Игра происходит во всех регистрах — от ярмарочного балагана до сугубого реализма, что позволяет: а) ловко упаковать 800-страничный роман в два часа экранного действия; б) пустить в глаза восхищенному зрителю фейерверк метафор, из которых центральная: свет — театр, — вполне в духе «Срывателя всех и всяческих масок»; в) и самое главное, — «оторваться», освободиться от гипноза толстовского текста с его дотошным психологизмом и неподъемной серьезностью.

Отношения фильма с романом — дерзкий поединок, коррида. Недаром в первой же сцене утреннего бритья Стивы Облонского (Мэттью Макфейден) цирюльник предстает в костюме тореадора: вжик, вжик — и подбородок Стивы сияет. И сам Стива жизнерадостно отправляет в детскую большую бутафорскую грушу и тоже сияет в предвкушении упоительнейшей игры. Ну, и пошло — поехало. Долли на авансцене целует одного за другим вереницу детей. Стива тискает гувернантку в укромном закутке за кулисами… Массовка в присутствии по свистку ритмично штампует бумаги, а сняв вицмундиры и выпростав из-под них длинные фартуки, мгновенно превращает пространство канцелярии в ресторан, где Стива обедает с Левиным (Домналл Глисон). Анна прощается с сыном на фоне игрушечной железной дороги, а знакомится с Вронским (Аарон Тейлор-Джонсон) на вокзале в Москве, вблизи настоящего, пышно заиндевевшего паровоза. Не перестаешь восхищаться стремительности и изяществу, с какими совершается в фильме перемена мест действия. Вот рыжий клоун Левин, столкнувшись в гостиной у Кити (Алисия Викандр) с бравым и хорошеньким, как вербный херувим, Вронским (они сталкиваются буквально, плечом к плечу), выходит с разбитым сердцем, поднимается по деревянной лестнице на обшарпанные, рабочие колосники и попадает в нумера, где ютится его непутевый, спившийся брат Николай. И оттуда с завистью и презрением поглядывает вниз, на сцену, где разгуливают разряженные гости в доме Щербацких.

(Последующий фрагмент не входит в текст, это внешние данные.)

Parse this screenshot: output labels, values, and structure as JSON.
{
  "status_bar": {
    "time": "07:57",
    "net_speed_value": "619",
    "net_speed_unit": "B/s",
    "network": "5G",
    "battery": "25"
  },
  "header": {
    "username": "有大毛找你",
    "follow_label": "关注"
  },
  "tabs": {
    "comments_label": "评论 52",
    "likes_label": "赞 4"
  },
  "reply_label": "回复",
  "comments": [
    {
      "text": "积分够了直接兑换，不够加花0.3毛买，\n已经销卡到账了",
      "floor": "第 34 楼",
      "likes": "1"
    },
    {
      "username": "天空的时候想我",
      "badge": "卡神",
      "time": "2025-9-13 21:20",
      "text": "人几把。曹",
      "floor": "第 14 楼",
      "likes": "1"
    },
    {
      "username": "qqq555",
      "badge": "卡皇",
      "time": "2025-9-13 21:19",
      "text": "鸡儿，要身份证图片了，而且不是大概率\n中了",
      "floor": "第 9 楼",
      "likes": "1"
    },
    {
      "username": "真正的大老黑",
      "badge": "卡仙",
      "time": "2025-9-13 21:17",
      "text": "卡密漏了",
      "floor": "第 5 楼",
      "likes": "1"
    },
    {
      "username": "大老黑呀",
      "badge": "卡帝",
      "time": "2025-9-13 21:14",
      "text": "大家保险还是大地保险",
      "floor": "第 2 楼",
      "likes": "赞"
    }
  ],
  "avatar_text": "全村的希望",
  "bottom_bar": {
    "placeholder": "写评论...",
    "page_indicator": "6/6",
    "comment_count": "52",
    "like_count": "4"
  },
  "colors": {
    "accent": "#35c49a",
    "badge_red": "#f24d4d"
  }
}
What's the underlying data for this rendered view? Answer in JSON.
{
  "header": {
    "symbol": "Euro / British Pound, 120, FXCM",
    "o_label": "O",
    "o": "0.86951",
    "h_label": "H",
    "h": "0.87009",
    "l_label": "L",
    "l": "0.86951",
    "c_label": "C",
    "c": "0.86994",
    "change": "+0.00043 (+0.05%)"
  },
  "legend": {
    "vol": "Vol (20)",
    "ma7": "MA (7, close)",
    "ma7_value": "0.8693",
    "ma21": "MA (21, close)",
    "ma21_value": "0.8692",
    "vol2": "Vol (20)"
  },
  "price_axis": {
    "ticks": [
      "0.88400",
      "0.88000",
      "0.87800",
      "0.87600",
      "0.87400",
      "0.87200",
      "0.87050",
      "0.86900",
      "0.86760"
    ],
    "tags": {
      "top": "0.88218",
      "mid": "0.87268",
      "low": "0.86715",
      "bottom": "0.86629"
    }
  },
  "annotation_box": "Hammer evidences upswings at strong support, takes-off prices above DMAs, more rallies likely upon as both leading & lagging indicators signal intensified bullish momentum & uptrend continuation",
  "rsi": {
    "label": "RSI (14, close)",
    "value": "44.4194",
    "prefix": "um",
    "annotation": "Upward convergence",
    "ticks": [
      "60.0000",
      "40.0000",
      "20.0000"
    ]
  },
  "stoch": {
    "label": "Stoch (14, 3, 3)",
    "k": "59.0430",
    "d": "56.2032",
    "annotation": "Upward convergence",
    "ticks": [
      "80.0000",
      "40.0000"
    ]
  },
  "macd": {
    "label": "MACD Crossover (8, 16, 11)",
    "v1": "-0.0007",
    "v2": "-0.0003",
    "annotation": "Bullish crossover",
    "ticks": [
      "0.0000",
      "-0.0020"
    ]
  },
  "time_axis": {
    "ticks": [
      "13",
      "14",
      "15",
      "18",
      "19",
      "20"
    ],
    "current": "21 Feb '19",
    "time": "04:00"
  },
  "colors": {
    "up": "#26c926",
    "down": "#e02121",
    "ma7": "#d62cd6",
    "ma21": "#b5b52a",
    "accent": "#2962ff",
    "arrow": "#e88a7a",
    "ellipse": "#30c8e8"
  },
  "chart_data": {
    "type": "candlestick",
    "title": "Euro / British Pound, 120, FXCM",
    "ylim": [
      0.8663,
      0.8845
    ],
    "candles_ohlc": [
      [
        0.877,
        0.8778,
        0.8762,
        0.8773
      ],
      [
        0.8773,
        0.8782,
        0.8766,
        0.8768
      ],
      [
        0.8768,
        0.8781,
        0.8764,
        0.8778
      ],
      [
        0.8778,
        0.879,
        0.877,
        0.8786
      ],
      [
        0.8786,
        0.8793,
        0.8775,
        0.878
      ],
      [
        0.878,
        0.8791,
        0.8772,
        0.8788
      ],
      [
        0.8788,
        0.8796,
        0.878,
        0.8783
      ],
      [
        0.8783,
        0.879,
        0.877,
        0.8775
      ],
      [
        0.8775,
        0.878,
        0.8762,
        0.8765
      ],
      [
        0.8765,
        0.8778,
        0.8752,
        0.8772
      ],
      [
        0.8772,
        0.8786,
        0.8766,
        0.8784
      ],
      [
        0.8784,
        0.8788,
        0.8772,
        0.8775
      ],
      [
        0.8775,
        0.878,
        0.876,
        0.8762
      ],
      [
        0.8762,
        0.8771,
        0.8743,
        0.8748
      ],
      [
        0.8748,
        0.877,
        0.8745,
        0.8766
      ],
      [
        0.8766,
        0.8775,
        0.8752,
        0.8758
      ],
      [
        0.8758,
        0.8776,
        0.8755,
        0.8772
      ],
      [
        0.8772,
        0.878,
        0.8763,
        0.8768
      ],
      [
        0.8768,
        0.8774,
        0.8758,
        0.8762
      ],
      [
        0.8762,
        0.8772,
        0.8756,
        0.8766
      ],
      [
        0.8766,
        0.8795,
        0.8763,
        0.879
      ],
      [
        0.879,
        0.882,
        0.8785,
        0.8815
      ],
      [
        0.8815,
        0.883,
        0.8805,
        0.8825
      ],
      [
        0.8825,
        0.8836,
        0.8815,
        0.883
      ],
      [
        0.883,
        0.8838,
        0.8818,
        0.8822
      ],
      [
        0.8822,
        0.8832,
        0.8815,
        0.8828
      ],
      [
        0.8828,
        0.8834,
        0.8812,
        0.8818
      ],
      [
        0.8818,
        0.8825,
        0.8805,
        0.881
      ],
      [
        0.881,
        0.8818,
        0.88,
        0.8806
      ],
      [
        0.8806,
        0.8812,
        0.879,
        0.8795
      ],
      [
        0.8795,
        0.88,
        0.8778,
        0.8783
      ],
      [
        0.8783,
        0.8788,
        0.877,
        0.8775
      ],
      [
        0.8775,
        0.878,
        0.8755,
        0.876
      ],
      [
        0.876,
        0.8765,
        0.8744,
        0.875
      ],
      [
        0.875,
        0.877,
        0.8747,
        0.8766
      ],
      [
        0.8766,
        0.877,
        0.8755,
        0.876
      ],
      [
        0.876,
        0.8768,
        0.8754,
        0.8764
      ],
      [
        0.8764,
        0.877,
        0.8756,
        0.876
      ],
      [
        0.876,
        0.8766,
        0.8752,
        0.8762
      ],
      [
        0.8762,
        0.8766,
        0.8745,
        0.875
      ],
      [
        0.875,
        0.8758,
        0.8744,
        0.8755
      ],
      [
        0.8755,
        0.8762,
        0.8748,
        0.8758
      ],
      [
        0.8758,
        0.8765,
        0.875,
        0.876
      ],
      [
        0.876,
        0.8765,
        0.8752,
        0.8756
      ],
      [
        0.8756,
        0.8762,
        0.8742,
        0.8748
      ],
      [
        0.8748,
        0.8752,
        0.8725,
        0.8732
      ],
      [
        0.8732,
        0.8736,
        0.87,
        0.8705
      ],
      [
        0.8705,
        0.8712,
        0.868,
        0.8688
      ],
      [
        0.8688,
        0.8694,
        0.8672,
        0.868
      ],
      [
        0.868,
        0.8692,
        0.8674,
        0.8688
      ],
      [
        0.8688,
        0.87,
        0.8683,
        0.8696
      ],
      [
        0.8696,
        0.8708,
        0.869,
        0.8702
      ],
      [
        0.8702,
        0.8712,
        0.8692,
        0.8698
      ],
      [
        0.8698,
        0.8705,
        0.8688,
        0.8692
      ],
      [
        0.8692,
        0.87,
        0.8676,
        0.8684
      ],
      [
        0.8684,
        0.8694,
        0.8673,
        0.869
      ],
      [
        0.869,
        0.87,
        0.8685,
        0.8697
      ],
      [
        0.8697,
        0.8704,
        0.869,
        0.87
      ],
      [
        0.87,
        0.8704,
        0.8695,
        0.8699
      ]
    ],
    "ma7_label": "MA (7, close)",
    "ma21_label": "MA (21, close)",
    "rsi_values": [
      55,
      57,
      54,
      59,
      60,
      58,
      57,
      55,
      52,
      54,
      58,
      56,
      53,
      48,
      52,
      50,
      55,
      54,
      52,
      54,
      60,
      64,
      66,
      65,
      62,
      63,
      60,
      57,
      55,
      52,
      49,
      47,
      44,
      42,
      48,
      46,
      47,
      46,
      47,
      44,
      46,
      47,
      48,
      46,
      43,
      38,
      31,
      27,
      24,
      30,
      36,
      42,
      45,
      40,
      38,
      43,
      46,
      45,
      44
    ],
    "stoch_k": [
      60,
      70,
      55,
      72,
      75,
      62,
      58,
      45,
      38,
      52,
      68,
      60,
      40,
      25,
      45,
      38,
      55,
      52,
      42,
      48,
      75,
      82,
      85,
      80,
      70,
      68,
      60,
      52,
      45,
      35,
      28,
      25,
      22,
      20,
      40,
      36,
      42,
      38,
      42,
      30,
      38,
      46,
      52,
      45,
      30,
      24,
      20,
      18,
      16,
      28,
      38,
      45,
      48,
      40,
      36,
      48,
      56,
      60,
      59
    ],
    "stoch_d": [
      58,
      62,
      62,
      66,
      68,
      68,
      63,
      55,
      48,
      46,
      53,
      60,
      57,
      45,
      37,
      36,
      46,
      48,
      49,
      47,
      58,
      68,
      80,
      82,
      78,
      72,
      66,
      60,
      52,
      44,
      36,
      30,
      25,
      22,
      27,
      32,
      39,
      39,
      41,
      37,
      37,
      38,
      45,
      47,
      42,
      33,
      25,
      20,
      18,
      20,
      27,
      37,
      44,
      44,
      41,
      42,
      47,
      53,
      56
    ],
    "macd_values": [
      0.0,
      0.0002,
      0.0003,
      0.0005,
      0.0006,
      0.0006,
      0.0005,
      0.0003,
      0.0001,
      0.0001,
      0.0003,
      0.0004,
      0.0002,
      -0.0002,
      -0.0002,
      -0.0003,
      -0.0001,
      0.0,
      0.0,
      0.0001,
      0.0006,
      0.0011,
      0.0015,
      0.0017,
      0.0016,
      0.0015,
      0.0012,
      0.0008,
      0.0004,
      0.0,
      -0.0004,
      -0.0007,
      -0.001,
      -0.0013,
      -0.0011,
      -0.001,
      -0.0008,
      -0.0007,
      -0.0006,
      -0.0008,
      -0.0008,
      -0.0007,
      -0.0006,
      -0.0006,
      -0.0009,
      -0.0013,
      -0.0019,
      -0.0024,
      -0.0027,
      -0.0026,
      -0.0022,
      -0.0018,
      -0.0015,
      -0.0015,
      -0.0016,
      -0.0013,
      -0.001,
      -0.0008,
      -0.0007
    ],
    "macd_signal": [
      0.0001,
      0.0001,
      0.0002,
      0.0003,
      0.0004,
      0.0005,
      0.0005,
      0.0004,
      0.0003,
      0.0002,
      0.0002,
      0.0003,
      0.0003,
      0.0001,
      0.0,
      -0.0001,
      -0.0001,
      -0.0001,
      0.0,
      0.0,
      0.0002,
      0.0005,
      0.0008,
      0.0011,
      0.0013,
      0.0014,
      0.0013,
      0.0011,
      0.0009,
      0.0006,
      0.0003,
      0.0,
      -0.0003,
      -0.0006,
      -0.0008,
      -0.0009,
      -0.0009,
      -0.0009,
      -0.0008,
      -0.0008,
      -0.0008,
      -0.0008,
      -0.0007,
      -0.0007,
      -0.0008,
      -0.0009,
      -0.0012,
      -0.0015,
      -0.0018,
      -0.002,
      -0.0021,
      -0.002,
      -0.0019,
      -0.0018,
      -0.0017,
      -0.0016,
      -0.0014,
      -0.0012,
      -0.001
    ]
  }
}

О Толстовском сюжете в этом вихре пространственных метаморфоз авторы тоже не забывают. На хрестоматийных, узловых сценах действие услужливо притормаживает, и мы можем со всеми нюансами разглядеть, как Анна утешает смешно и некрасиво плачущую Долли или рассуждает с румяной Кити про окутанную голубым туманом пору девичества. Все основные фабульные вехи на месте и лишь слегка утрированы, остранены. Так, например, в сцене бала режиссер выделяет Кити недорослого кавалера лет пятнадцати, подчеркивая, что она еще играет в команде юниоров, в то время как у Анны с Вронским все «по-взрослому» — дерзкая стрельба глазами, пьянка пацанов (пардон, офицеров) на балконе и удивительный танец — гибрид вальса с мазуркой, который в какой-то момент почти превращается в откровенное, полное страсти танго.

При этом условная театральность нисколько не препятствует авторам фильма вдаваться в мельчайшие бытовые детали — даже те, что в романе упомянуты туманно и вскользь. Так, смутные подозрения вечно беременной Долли по поводу устройства семей с одним или двумя детьми превращаются на экране в хрустальную коробочку с презервативами, которую Алексей Александрович Каренин торжественно достает из шкафчика перед тем, как лечь в супружескую кровать.  А опийная настойка, которой Анна глушит свою тоску, — показана крупным планом и становится едва ли не основной причиной ее погибели.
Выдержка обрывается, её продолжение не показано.